Over $16.2 billion was spent on games during the past financial year which includes revenue produced during the first few months of 2011. China was the largest and fastest growing PC market contributor with $4.8 billion, but Korea, Japan, North America, UK and Germany all experienced growth.
"The spotlight has definitely shifted back to the PC game market. A few of the biggest factors fueling this movement are innovative business models making games more accessible with digital distribution, free to play, and online; along with game formats embracing the shifts occurring in the evolution of the PC ecosystem to remain more profitable," explained Matt Ployhar, PCGA president and Intel analyst.

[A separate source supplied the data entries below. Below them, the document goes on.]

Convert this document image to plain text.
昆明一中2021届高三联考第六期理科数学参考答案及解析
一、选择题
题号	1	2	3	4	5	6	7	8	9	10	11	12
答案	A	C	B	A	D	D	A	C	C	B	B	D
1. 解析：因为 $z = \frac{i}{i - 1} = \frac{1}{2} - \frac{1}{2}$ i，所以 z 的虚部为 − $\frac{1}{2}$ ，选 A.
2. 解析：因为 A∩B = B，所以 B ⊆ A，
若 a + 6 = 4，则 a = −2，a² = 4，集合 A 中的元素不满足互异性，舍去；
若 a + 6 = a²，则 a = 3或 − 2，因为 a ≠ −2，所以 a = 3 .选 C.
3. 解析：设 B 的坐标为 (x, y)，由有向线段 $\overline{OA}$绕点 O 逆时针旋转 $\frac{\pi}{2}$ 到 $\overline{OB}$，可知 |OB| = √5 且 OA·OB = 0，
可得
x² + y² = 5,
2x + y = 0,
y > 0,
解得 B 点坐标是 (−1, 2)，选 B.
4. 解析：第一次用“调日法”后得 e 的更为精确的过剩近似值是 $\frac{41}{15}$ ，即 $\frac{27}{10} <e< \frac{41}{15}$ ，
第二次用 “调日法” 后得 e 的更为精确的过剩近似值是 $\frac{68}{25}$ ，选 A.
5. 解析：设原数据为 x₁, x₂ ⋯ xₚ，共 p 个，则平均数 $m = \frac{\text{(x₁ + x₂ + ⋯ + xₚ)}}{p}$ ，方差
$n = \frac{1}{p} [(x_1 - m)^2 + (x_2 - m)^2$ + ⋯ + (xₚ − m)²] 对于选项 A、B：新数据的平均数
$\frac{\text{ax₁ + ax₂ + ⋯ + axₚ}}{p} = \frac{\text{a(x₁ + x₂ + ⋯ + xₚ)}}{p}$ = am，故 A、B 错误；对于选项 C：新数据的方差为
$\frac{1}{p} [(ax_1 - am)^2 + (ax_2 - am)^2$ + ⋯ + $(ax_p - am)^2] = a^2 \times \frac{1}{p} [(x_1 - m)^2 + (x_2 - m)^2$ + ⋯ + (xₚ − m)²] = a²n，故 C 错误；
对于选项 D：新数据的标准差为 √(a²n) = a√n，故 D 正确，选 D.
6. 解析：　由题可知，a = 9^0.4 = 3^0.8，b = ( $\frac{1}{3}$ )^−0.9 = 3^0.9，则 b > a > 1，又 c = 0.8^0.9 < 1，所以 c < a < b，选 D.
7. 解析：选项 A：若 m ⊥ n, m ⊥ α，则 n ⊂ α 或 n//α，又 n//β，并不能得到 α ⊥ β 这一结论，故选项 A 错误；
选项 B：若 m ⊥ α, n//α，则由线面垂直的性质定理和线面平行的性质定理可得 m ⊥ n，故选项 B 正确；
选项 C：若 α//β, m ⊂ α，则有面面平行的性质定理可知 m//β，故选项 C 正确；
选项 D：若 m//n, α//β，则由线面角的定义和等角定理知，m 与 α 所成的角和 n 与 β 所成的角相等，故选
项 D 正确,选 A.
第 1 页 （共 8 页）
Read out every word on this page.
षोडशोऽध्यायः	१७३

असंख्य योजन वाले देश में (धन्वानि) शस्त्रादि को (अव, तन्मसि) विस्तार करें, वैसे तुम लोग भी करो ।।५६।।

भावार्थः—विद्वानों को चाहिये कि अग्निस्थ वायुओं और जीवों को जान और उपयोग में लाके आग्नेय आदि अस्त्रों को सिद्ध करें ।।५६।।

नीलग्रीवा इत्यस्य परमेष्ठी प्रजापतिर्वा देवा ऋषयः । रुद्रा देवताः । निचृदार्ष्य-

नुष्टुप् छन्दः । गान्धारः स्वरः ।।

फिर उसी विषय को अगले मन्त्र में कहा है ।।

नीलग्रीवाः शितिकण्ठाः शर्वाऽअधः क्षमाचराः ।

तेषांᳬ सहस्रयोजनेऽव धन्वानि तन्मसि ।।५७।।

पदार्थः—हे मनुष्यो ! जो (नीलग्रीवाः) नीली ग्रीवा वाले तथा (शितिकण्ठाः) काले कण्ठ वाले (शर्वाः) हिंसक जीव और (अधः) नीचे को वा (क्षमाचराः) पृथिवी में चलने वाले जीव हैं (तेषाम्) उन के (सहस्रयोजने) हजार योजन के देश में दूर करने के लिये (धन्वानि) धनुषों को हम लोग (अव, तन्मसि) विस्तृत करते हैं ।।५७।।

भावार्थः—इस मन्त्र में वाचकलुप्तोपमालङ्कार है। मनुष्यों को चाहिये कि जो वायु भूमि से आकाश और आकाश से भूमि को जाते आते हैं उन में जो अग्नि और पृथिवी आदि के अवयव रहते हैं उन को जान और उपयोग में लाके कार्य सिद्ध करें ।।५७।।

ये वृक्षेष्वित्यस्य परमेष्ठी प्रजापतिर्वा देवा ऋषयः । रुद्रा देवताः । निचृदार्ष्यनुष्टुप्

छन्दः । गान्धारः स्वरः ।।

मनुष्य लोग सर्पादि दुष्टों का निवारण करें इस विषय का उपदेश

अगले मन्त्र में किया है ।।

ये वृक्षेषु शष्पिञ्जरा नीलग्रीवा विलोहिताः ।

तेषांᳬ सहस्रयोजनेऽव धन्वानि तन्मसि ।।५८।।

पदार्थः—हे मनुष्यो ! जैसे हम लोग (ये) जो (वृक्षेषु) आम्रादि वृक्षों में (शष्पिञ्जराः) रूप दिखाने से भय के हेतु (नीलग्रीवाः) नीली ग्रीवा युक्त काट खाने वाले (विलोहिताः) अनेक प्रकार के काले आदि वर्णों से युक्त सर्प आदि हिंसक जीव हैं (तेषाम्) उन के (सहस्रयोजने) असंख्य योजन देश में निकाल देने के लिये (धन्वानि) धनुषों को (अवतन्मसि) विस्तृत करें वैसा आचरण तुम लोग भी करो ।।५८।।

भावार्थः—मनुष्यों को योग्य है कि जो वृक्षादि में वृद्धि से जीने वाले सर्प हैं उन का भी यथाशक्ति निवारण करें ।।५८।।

"Large game publishers are looking at digital revenue on the PC game
platform as one of their key areas of growth and it is clear that the performance of the PC gamemarket in 2010 is resulting in substantial investment money flowing into the PC game business."
Unfortunately only the abridged version of the report is available to members of the public, but you can still learn more by following the link on the right.
It is worth mentioning that this report is from a PC-centric organisation whose mission statement is to increase the reputation of the industries oldest and most open platform, however these watertight figures should at least prompt certain publishers to reconsider their console focus.